Data Breach at Digital Ocean - bartkappenburg
https://imgur.com/gallery/fKuMpQB
======
shawncampbell
Text of email from DO:

> Hi there,

>Yesterday we learned that a DigitalOcean-owned document from 2018 was
unintentionally made available via a public link. This document contained your
email address and/or account name (the name you gave your account at sign-up)
as well as some data about your account that may have included Droplet count,
bandwidth usage, some support or sales communications notes, and the amount
you paid during 2018. After a detailed review by our security team we
identified it was accessed at least 15 times before the document was taken
down.

>Our community is built on trust, so we are taking steps to make sure this
doesn’t happen again. We will be educating our employees on protecting
customer data, establishing new procedures to alert us of potential exposures
in a more timely manner, and making configuration changes to prevent future
data exposure.

>We believe in holding ourselves accountable to our customers and that
includes when we make mistakes.

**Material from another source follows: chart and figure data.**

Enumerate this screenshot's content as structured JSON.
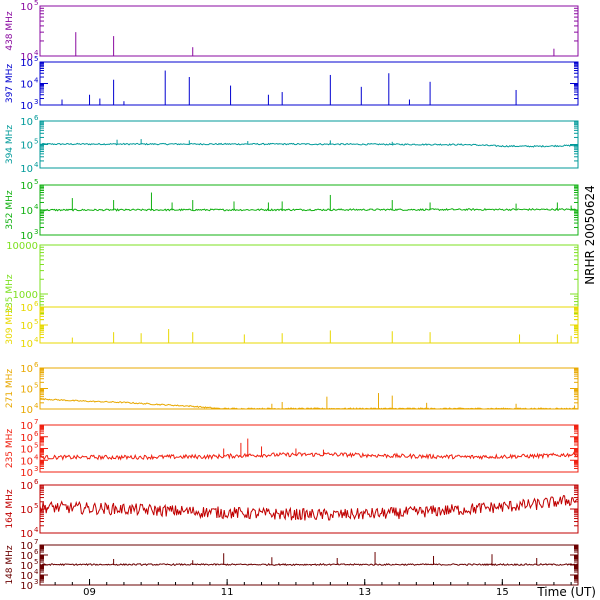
{
  "chart_data": {
    "type": "line",
    "station_label": "NRHR 20050624",
    "xaxis": {
      "title": "Time (UT)",
      "range": [
        8.28,
        16.1
      ],
      "ticks": [
        {
          "value": 9,
          "label": "09"
        },
        {
          "value": 11,
          "label": "11"
        },
        {
          "value": 13,
          "label": "13"
        },
        {
          "value": 15,
          "label": "15"
        }
      ],
      "minor_step": 0.25
    },
    "series": [
      {
        "name": "438 MHz",
        "color": "#8a0aa0",
        "log": true,
        "ymin": 10000,
        "ymax": 100000,
        "tick_labels": [
          {
            "value": 100000,
            "mant": "10",
            "exp": "5"
          },
          {
            "value": 10000,
            "mant": "10",
            "exp": "4"
          }
        ],
        "baseline": [
          [
            8.28,
            10000
          ],
          [
            16.1,
            10000
          ]
        ],
        "spikes": [
          [
            8.8,
            30000
          ],
          [
            9.35,
            25000
          ],
          [
            10.5,
            15000
          ],
          [
            15.75,
            14000
          ]
        ]
      },
      {
        "name": "397 MHz",
        "color": "#0000d0",
        "log": true,
        "ymin": 1000,
        "ymax": 100000,
        "tick_labels": [
          {
            "value": 100000,
            "mant": "10",
            "exp": "5"
          },
          {
            "value": 10000,
            "mant": "10",
            "exp": "4"
          },
          {
            "value": 1000,
            "mant": "10",
            "exp": "3"
          }
        ],
        "baseline": [
          [
            8.28,
            1000
          ],
          [
            16.1,
            1000
          ]
        ],
        "spikes": [
          [
            8.6,
            1800
          ],
          [
            9.0,
            3000
          ],
          [
            9.15,
            2000
          ],
          [
            9.35,
            15000
          ],
          [
            9.5,
            1500
          ],
          [
            10.1,
            40000
          ],
          [
            10.45,
            20000
          ],
          [
            11.05,
            8000
          ],
          [
            11.6,
            3000
          ],
          [
            11.8,
            4000
          ],
          [
            12.5,
            25000
          ],
          [
            12.95,
            7000
          ],
          [
            13.35,
            30000
          ],
          [
            13.65,
            1800
          ],
          [
            13.95,
            12000
          ],
          [
            15.2,
            5000
          ]
        ]
      },
      {
        "name": "394 MHz",
        "color": "#009a9a",
        "log": true,
        "ymin": 10000,
        "ymax": 1000000,
        "tick_labels": [
          {
            "value": 1000000,
            "mant": "10",
            "exp": "6"
          },
          {
            "value": 100000,
            "mant": "10",
            "exp": "5"
          },
          {
            "value": 10000,
            "mant": "10",
            "exp": "4"
          }
        ],
        "baseline": [
          [
            8.28,
            100000
          ],
          [
            12.0,
            100000
          ],
          [
            14.5,
            95000
          ],
          [
            15.0,
            82000
          ],
          [
            15.5,
            80000
          ],
          [
            16.1,
            88000
          ]
        ],
        "noise": 0.06,
        "spikes": [
          [
            9.4,
            160000
          ],
          [
            9.75,
            170000
          ],
          [
            10.45,
            150000
          ],
          [
            11.3,
            140000
          ],
          [
            12.5,
            150000
          ],
          [
            13.4,
            130000
          ]
        ]
      },
      {
        "name": "352 MHz",
        "color": "#10b010",
        "log": true,
        "ymin": 1000,
        "ymax": 100000,
        "tick_labels": [
          {
            "value": 100000,
            "mant": "10",
            "exp": "5"
          },
          {
            "value": 10000,
            "mant": "10",
            "exp": "4"
          },
          {
            "value": 1000,
            "mant": "10",
            "exp": "3"
          }
        ],
        "baseline": [
          [
            8.28,
            9500
          ],
          [
            16.1,
            10000
          ]
        ],
        "noise": 0.07,
        "spikes": [
          [
            8.75,
            30000
          ],
          [
            9.35,
            25000
          ],
          [
            9.9,
            50000
          ],
          [
            10.2,
            20000
          ],
          [
            10.5,
            25000
          ],
          [
            11.1,
            22000
          ],
          [
            11.6,
            20000
          ],
          [
            11.8,
            22000
          ],
          [
            12.5,
            40000
          ],
          [
            13.4,
            25000
          ],
          [
            13.95,
            20000
          ],
          [
            15.2,
            18000
          ],
          [
            15.8,
            20000
          ],
          [
            16.0,
            15000
          ]
        ]
      },
      {
        "name": "335 MHz",
        "color": "#7ee020",
        "log": true,
        "ymin": 100,
        "ymax": 10000,
        "tick_labels": [
          {
            "value": 10000,
            "plain": "10000"
          },
          {
            "value": 1000,
            "plain": "1000"
          }
        ],
        "baseline": [
          [
            8.28,
            10000
          ],
          [
            16.1,
            10000
          ]
        ],
        "spikes": []
      },
      {
        "name": "309 MHz",
        "color": "#e8d800",
        "log": true,
        "ymin": 10000,
        "ymax": 1000000,
        "tick_labels": [
          {
            "value": 1000000,
            "mant": "10",
            "exp": "6"
          },
          {
            "value": 100000,
            "mant": "10",
            "exp": "5"
          },
          {
            "value": 10000,
            "mant": "10",
            "exp": "4"
          }
        ],
        "baseline": [
          [
            8.28,
            10000
          ],
          [
            16.1,
            10000
          ]
        ],
        "spikes": [
          [
            8.75,
            20000
          ],
          [
            9.35,
            40000
          ],
          [
            9.75,
            35000
          ],
          [
            10.15,
            60000
          ],
          [
            10.5,
            40000
          ],
          [
            11.25,
            30000
          ],
          [
            11.8,
            35000
          ],
          [
            12.5,
            50000
          ],
          [
            13.4,
            45000
          ],
          [
            13.95,
            40000
          ],
          [
            15.25,
            30000
          ],
          [
            15.8,
            30000
          ],
          [
            16.0,
            25000
          ]
        ]
      },
      {
        "name": "271 MHz",
        "color": "#e8a800",
        "log": true,
        "ymin": 10000,
        "ymax": 1000000,
        "tick_labels": [
          {
            "value": 1000000,
            "mant": "10",
            "exp": "6"
          },
          {
            "value": 100000,
            "mant": "10",
            "exp": "5"
          },
          {
            "value": 10000,
            "mant": "10",
            "exp": "4"
          }
        ],
        "baseline": [
          [
            8.28,
            30000
          ],
          [
            8.8,
            24000
          ],
          [
            9.5,
            20000
          ],
          [
            10.0,
            16000
          ],
          [
            10.5,
            13000
          ],
          [
            10.9,
            10000
          ],
          [
            16.1,
            10000
          ]
        ],
        "noise": 0.06,
        "spikes": [
          [
            11.65,
            18000
          ],
          [
            11.8,
            22000
          ],
          [
            12.45,
            40000
          ],
          [
            13.2,
            60000
          ],
          [
            13.4,
            45000
          ],
          [
            13.9,
            20000
          ],
          [
            15.2,
            18000
          ],
          [
            16.05,
            15000
          ]
        ]
      },
      {
        "name": "235 MHz",
        "color": "#f02010",
        "log": true,
        "ymin": 1000,
        "ymax": 10000000,
        "tick_labels": [
          {
            "value": 10000000,
            "mant": "10",
            "exp": "7"
          },
          {
            "value": 1000000,
            "mant": "10",
            "exp": "6"
          },
          {
            "value": 100000,
            "mant": "10",
            "exp": "5"
          },
          {
            "value": 10000,
            "mant": "10",
            "exp": "4"
          },
          {
            "value": 1000,
            "mant": "10",
            "exp": "3"
          }
        ],
        "baseline": [
          [
            8.28,
            14000
          ],
          [
            9.5,
            14000
          ],
          [
            10.0,
            15000
          ],
          [
            10.8,
            16000
          ],
          [
            11.5,
            22000
          ],
          [
            12.5,
            25000
          ],
          [
            13.5,
            18000
          ],
          [
            14.5,
            15000
          ],
          [
            15.5,
            18000
          ],
          [
            16.1,
            25000
          ]
        ],
        "noise": 0.35,
        "spikes": [
          [
            10.95,
            100000
          ],
          [
            11.2,
            300000
          ],
          [
            11.3,
            700000
          ],
          [
            11.5,
            150000
          ],
          [
            12.0,
            100000
          ],
          [
            12.4,
            80000
          ]
        ]
      },
      {
        "name": "164 MHz",
        "color": "#c00000",
        "log": true,
        "ymin": 10000,
        "ymax": 1000000,
        "tick_labels": [
          {
            "value": 1000000,
            "mant": "10",
            "exp": "6"
          },
          {
            "value": 100000,
            "mant": "10",
            "exp": "5"
          },
          {
            "value": 10000,
            "mant": "10",
            "exp": "4"
          }
        ],
        "baseline": [
          [
            8.28,
            85000
          ],
          [
            9.5,
            70000
          ],
          [
            10.5,
            55000
          ],
          [
            11.5,
            45000
          ],
          [
            12.5,
            40000
          ],
          [
            13.5,
            48000
          ],
          [
            14.5,
            70000
          ],
          [
            15.5,
            110000
          ],
          [
            16.1,
            180000
          ]
        ],
        "noise": 0.5,
        "spikes": []
      },
      {
        "name": "148 MHz",
        "color": "#6a0000",
        "log": true,
        "ymin": 1000,
        "ymax": 10000000,
        "tick_labels": [
          {
            "value": 10000000,
            "mant": "10",
            "exp": "7"
          },
          {
            "value": 1000000,
            "mant": "10",
            "exp": "6"
          },
          {
            "value": 100000,
            "mant": "10",
            "exp": "5"
          },
          {
            "value": 10000,
            "mant": "10",
            "exp": "4"
          },
          {
            "value": 1000,
            "mant": "10",
            "exp": "3"
          }
        ],
        "baseline": [
          [
            8.28,
            100000
          ],
          [
            16.1,
            100000
          ]
        ],
        "noise": 0.15,
        "spikes": [
          [
            9.35,
            400000
          ],
          [
            10.5,
            300000
          ],
          [
            10.95,
            1500000
          ],
          [
            11.65,
            600000
          ],
          [
            12.6,
            500000
          ],
          [
            13.15,
            2000000
          ],
          [
            14.0,
            800000
          ],
          [
            14.85,
            1200000
          ],
          [
            15.5,
            500000
          ]
        ]
      }
    ]
  }
}
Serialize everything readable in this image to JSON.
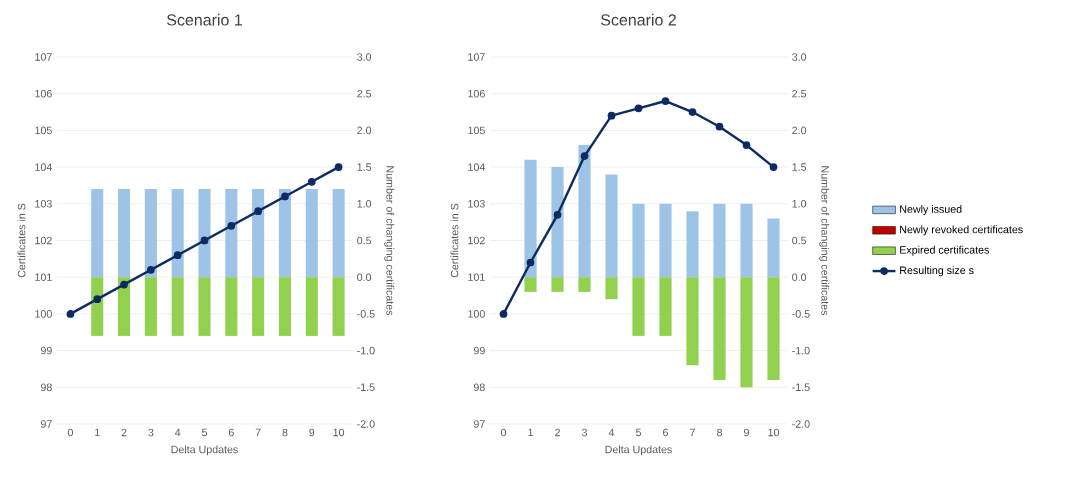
{
  "chart_data": [
    {
      "type": "bar",
      "title": "Scenario 1",
      "xlabel": "Delta Updates",
      "ylabel": "Certificates in S",
      "y2label": "Number of changing certificates",
      "categories": [
        "0",
        "1",
        "2",
        "3",
        "4",
        "5",
        "6",
        "7",
        "8",
        "9",
        "10"
      ],
      "stacked": true,
      "grid": "y",
      "marker": "circle",
      "ylim": [
        97,
        107
      ],
      "yticks": [
        97,
        98,
        99,
        100,
        101,
        102,
        103,
        104,
        105,
        106,
        107
      ],
      "y2lim": [
        -2,
        3
      ],
      "y2ticks": [
        {
          "value": -2,
          "label": "-2.0"
        },
        {
          "value": -1.5,
          "label": "-1.5"
        },
        {
          "value": -1,
          "label": "-1.0"
        },
        {
          "value": -0.5,
          "label": "-0.5"
        },
        {
          "value": 0,
          "label": "0.0"
        },
        {
          "value": 0.5,
          "label": "0.5"
        },
        {
          "value": 1,
          "label": "1.0"
        },
        {
          "value": 1.5,
          "label": "1.5"
        },
        {
          "value": 2,
          "label": "2.0"
        },
        {
          "value": 2.5,
          "label": "2.5"
        },
        {
          "value": 3,
          "label": "3.0"
        }
      ],
      "series": [
        {
          "color": "#9dc3e6",
          "axis": "y2",
          "values": [
            0,
            1.2,
            1.2,
            1.2,
            1.2,
            1.2,
            1.2,
            1.2,
            1.2,
            1.2,
            1.2
          ]
        },
        {
          "color": "#c00000",
          "axis": "y2",
          "values": [
            0,
            0,
            0,
            0,
            0,
            0,
            0,
            0,
            0,
            0,
            0
          ]
        },
        {
          "color": "#92d050",
          "axis": "y2",
          "values": [
            0,
            -0.8,
            -0.8,
            -0.8,
            -0.8,
            -0.8,
            -0.8,
            -0.8,
            -0.8,
            -0.8,
            -0.8
          ]
        },
        {
          "type": "line",
          "color": "#0d2a63",
          "values": [
            100,
            100.4,
            100.8,
            101.2,
            101.6,
            102,
            102.4,
            102.8,
            103.2,
            103.6,
            104
          ]
        }
      ]
    },
    {
      "type": "bar",
      "title": "Scenario 2",
      "xlabel": "Delta Updates",
      "ylabel": "Certificates in S",
      "y2label": "Number of changing certificates",
      "categories": [
        "0",
        "1",
        "2",
        "3",
        "4",
        "5",
        "6",
        "7",
        "8",
        "9",
        "10"
      ],
      "stacked": true,
      "grid": "y",
      "marker": "circle",
      "legend": "right",
      "ylim": [
        97,
        107
      ],
      "yticks": [
        97,
        98,
        99,
        100,
        101,
        102,
        103,
        104,
        105,
        106,
        107
      ],
      "y2lim": [
        -2,
        3
      ],
      "y2ticks": [
        {
          "value": -2,
          "label": "-2.0"
        },
        {
          "value": -1.5,
          "label": "-1.5"
        },
        {
          "value": -1,
          "label": "-1.0"
        },
        {
          "value": -0.5,
          "label": "-0.5"
        },
        {
          "value": 0,
          "label": "0.0"
        },
        {
          "value": 0.5,
          "label": "0.5"
        },
        {
          "value": 1,
          "label": "1.0"
        },
        {
          "value": 1.5,
          "label": "1.5"
        },
        {
          "value": 2,
          "label": "2.0"
        },
        {
          "value": 2.5,
          "label": "2.5"
        },
        {
          "value": 3,
          "label": "3.0"
        }
      ],
      "series": [
        {
          "name": "Newly issued",
          "color": "#9dc3e6",
          "axis": "y2",
          "values": [
            0,
            1.6,
            1.5,
            1.8,
            1.4,
            1.0,
            1.0,
            0.9,
            1.0,
            1.0,
            0.8
          ]
        },
        {
          "name": "Newly revoked certificates",
          "color": "#c00000",
          "axis": "y2",
          "values": [
            0,
            0,
            0,
            0,
            0,
            0,
            0,
            0,
            0,
            0,
            0
          ]
        },
        {
          "name": "Expired certificates",
          "color": "#92d050",
          "axis": "y2",
          "values": [
            0,
            -0.2,
            -0.2,
            -0.2,
            -0.3,
            -0.8,
            -0.8,
            -1.2,
            -1.4,
            -1.5,
            -1.4
          ]
        },
        {
          "name": "Resulting size s",
          "type": "line",
          "color": "#0d2a63",
          "values": [
            100,
            101.4,
            102.7,
            104.3,
            105.4,
            105.6,
            105.8,
            105.5,
            105.1,
            104.6,
            104
          ]
        }
      ]
    }
  ]
}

While we can assure you that your Droplets and
other systems you run on our platform have not been impacted by this mistake,
we are committed to being transparent anytime we feel your data has been used
in a way that does not align with our values.

>We welcome the opportunity to talk through any questions or concerns you may
have — just reply to this email.

>Thank you, Trust @ DigitalOcean

------
dud3z
I just received the same and i would have much appreciated if they also shared
the actual data with us, only MY OWN data obviously :)